Locally, there are more legislative safeguards than in some other states. MA charters are required to be nonprofit and do not get public funding for acquisition of facilities. While the attorney general ruled that they are supposed to advertise construction contracts for public bid, not all do so, said Karen Courtney, executive director of the Foundation For Fair Contracting. Her organization brought several such cases to the attorney general throughout the past decade, she said.

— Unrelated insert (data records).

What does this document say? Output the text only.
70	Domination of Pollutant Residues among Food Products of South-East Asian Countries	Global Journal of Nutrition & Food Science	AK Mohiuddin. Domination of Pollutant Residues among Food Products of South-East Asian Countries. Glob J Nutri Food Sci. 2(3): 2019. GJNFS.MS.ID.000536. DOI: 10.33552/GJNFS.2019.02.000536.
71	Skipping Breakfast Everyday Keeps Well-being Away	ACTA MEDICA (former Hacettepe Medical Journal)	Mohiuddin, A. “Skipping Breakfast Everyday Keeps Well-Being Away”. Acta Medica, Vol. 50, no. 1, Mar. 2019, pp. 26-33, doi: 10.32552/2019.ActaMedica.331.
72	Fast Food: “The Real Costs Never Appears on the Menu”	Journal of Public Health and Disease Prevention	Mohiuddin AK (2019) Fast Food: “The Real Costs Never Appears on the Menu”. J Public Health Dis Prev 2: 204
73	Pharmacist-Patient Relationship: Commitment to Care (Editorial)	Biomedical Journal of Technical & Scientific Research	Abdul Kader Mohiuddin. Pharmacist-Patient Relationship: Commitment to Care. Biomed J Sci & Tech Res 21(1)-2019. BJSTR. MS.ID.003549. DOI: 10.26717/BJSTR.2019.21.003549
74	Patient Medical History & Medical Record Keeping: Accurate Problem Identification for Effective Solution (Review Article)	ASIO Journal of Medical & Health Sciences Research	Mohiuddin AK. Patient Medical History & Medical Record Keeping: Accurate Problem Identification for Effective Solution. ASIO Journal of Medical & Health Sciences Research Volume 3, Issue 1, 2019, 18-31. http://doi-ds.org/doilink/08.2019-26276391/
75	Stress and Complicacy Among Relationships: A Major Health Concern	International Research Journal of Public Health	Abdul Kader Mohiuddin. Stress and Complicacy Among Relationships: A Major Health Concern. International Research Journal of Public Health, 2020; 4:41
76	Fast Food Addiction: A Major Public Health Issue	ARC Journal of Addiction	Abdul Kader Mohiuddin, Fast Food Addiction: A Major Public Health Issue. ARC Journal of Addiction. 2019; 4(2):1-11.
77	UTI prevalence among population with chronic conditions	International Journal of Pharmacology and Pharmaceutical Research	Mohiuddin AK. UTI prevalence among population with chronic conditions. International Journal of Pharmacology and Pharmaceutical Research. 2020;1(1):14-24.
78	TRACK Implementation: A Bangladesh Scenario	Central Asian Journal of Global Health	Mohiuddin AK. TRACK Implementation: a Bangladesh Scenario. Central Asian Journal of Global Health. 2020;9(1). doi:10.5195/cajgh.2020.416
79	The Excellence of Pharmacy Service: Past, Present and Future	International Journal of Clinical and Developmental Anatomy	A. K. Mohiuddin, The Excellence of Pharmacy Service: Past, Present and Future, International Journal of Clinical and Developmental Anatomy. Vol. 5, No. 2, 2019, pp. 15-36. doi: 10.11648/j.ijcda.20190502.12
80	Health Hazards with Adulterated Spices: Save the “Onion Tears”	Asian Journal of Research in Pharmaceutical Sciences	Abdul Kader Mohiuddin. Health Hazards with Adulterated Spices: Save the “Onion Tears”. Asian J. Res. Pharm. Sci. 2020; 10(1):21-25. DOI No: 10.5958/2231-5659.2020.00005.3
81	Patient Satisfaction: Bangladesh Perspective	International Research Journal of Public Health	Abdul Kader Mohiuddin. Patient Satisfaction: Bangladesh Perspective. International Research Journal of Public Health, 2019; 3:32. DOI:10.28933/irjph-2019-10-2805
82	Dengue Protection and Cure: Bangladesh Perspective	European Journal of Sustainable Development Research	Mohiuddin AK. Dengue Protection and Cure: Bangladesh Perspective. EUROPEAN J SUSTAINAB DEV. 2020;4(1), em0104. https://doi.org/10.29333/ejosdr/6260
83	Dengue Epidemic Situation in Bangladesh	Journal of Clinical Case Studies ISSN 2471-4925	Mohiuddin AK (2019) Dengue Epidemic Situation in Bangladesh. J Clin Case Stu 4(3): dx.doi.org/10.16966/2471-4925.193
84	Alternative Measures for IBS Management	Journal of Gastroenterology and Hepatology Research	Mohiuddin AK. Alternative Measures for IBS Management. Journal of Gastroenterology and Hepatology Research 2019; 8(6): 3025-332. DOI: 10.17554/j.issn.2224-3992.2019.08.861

Charters must undergo a bid process for procuring goods and services. A spokesperson from the Department of Elementary and Secondary Education could not provide information on this process by the Banner’s press time on Tuesday.

Privatization ideology

Among national charter school proponents are those who see privatization and free market competition as a more effective driver of cost-effective quality than public-provision of services, states education historian and New York University research professor of education Diane Ravitch in her book, The Death and Life of the Great American School System. One such proponent, notes Ravitch: the American Legislative Council which has advocated for greater privatization of other public sectors.

For such advocates, education is one of many arenas in which they seek to demonstrate that corporations can achieve equal or better results and thus make the case that government should be shrunk, Northeastern’s Enrich said.

Bruce Baker, a Rutgers professor who specializes in education finance and economics of education, wrote in a 2013 article that one risk of a competition-based school system is that there is no incentive for schools to share innovations and effective practices.

Another concern, Singer said said: If schools, like companies, are allowed to go out of business, their enrolled students may suffer.

Maurice Cunningham, University of Massachusetts associate professor of political science, told the Banner previously that he regards the charter school debate as part of a larger fight between wealthy individuals seeking fewer taxes and smaller government and unions, which advocate for public funding and, with their ability to organize, represent a counterforce to the influence of money in politics and policy.

Out-of-state funders

Significant contributions to the charter expansion campaign come from out-of-state donors, including scions of the founding family of Walmart, and Education Reform Now Advocacy, whose board the Center for Media and Democracy says comprises primarily Wall Streeters. ERNA is the kind of nonprofit organization that does not have to disclose its funders.

According to September 4 filings with the Office of Campaign and Political Finance, ERNA spent approximately $536,000 on Great Schools Massachusetts, the main ballot committee pushing for passage of question 2. The Wall Street-connected organizations Families for Excellent Schools and related Families for Excellent Schools Advocacy also stepped up, with more than $6 million in combined donations.

Other donors include Arkansas’ Alice and Jim Walton, of Walmart fame, who channeled approximately $710,000 into the Yes on Two ballot committee and more than $1 million into the Campaign for Fair Access to Quality Public Schools ballot committee, respectively.